Les invités de la soirée débat dans l’ordre de gauche à droite : le présentateur David Dufresne, journaliste pour Au Poste, Maryse Artiguelong, membre du bureau national de la LDH, Charlotte Clavreul, porte parole du Fonds pour une presse libre, Arnaud Le Gall, député LFI, Edwy Plenel, de Mediapart et Laurent Dauré du Comité de soutien Assange (crédit : Danae Moyano Rodriguez)
Des étudiants en audiovisuel de la Sorbonne Nouvelle, désirants rester anonymes, avouent ne pas comprendre la tournure du débat. Assis derrière le bar dans la pénombre, ils regardent la scène à la fois intéressés et surpris. « On est satisfaits de la réponse d’Edwy Plenel. On ne demande pas aux médias d’être parfaits », expliquent-ils. Le député Arnaud Le Gall en profite pour réagir et plaide de son côté pour « l’élargissement du combat ». « Les Etats-Unis ne lâcheront pas. Si on laisse faire ça, c’est terminé », déplore-t-il en dénonçant les menaces qui pèsent sur un journalisme libre et indépendant dans le monde, tout comme le père de Julian Assange, John Shipton. « S’il tombe, le journalisme tombera aussi avec lui », dit-il dans le documentaire.

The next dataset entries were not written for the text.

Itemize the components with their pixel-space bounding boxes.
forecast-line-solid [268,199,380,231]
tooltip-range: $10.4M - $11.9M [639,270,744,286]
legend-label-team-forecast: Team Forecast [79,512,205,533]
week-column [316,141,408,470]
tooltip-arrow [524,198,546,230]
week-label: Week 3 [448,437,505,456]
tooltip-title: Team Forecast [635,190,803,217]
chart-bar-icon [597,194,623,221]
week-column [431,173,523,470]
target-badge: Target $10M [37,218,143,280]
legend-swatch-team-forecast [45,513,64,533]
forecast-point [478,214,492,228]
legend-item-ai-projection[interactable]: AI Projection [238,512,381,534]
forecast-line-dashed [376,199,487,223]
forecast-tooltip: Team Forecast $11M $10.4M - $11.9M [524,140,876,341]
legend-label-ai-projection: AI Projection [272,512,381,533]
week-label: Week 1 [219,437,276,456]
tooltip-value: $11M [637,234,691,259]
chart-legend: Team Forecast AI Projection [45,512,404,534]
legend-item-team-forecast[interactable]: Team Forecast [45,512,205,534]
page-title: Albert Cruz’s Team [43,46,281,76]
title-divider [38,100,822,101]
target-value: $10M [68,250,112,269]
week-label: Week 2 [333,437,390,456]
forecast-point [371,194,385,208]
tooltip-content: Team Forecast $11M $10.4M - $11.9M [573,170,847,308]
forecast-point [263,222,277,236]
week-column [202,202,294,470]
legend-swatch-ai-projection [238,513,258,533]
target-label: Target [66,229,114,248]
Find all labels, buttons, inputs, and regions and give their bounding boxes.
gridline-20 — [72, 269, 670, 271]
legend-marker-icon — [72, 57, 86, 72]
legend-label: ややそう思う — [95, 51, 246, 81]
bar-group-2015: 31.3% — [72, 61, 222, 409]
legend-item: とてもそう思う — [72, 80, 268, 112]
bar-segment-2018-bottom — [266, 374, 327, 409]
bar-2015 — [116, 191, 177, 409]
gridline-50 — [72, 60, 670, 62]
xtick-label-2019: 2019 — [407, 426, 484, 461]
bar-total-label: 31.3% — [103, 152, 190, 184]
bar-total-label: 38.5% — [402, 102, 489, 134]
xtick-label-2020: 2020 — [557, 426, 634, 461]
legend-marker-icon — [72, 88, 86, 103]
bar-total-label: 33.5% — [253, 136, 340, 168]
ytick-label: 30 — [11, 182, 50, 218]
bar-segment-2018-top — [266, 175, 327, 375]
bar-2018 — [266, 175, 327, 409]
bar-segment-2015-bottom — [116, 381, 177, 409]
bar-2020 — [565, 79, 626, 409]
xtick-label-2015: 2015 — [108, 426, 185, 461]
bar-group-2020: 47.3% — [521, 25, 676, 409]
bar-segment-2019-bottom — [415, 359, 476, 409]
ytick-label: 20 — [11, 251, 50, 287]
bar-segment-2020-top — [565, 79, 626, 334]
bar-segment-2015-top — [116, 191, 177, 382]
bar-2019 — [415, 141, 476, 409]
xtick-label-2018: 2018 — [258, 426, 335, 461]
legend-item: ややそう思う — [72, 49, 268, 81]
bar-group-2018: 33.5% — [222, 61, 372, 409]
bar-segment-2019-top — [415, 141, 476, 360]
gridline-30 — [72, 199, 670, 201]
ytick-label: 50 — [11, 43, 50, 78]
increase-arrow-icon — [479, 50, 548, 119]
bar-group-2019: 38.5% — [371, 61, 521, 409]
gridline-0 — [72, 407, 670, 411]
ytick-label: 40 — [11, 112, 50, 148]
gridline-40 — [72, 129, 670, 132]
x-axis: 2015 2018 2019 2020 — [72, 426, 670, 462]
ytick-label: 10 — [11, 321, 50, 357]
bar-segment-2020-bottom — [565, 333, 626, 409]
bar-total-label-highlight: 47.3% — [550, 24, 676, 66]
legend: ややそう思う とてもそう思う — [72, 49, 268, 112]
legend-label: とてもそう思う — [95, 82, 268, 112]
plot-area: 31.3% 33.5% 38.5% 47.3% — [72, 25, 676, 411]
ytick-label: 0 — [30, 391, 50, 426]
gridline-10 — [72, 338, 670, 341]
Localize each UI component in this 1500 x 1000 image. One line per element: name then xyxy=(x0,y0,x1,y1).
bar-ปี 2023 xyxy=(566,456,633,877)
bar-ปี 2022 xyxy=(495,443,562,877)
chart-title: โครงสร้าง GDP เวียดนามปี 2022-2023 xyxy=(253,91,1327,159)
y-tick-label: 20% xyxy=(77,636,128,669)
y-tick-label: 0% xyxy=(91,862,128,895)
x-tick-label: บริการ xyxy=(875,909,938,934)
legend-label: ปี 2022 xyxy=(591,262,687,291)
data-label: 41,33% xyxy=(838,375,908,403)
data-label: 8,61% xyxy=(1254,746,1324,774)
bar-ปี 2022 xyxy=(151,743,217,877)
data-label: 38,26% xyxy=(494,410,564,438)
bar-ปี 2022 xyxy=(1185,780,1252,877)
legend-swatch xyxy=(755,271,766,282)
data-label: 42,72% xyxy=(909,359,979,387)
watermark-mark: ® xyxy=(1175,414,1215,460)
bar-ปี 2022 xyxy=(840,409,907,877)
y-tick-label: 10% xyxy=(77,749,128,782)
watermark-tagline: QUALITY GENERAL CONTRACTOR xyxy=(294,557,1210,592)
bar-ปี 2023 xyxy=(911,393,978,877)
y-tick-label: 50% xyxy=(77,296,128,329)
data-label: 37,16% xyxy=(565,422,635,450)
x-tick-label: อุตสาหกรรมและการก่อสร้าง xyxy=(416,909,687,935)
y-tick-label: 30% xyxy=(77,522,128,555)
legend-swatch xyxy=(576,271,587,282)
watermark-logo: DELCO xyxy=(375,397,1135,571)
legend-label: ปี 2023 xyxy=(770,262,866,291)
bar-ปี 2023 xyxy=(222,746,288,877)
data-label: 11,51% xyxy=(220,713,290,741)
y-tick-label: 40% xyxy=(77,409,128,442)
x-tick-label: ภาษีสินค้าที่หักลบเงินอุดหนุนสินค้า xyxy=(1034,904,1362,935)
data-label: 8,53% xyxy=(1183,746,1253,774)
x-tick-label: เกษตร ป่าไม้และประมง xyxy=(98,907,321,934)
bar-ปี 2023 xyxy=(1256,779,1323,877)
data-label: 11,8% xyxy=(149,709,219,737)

Une question centrale pour le droit d'informer
Laurent Dauré du Comité de soutien Assange était aussi présent pour discuter de la situation actuelle du fondateur de WikiLeaks, toujours en détention provisoire au Royaume-Unis. Début juin 2023, la Haute Cour britannique a rejeté la demande de Julian Assange de faire appel de son extradition vers les États-Unis. Sa défense a déposé un nouveau recours, le dernier possible outre-Manche. S’il est extradé vers les États-Unis, il encourt une peine de cent soixante-quinze ans d’emprisonnement, une sanction inédite dans le monde du journalisme et des lanceurs d’alerte.
Une situation dont l'écho est particulier alors que viennent de se lancer en France les États généraux de l’information. Pendant neuf mois, plusieurs acteurs du monde médiatique débattront des aspects de la production de l’information, avec à l’issue d’éventuelles propositions de réformes. Une consultation à laquelle une partie de la profession, dont Mediapart, reste réticente.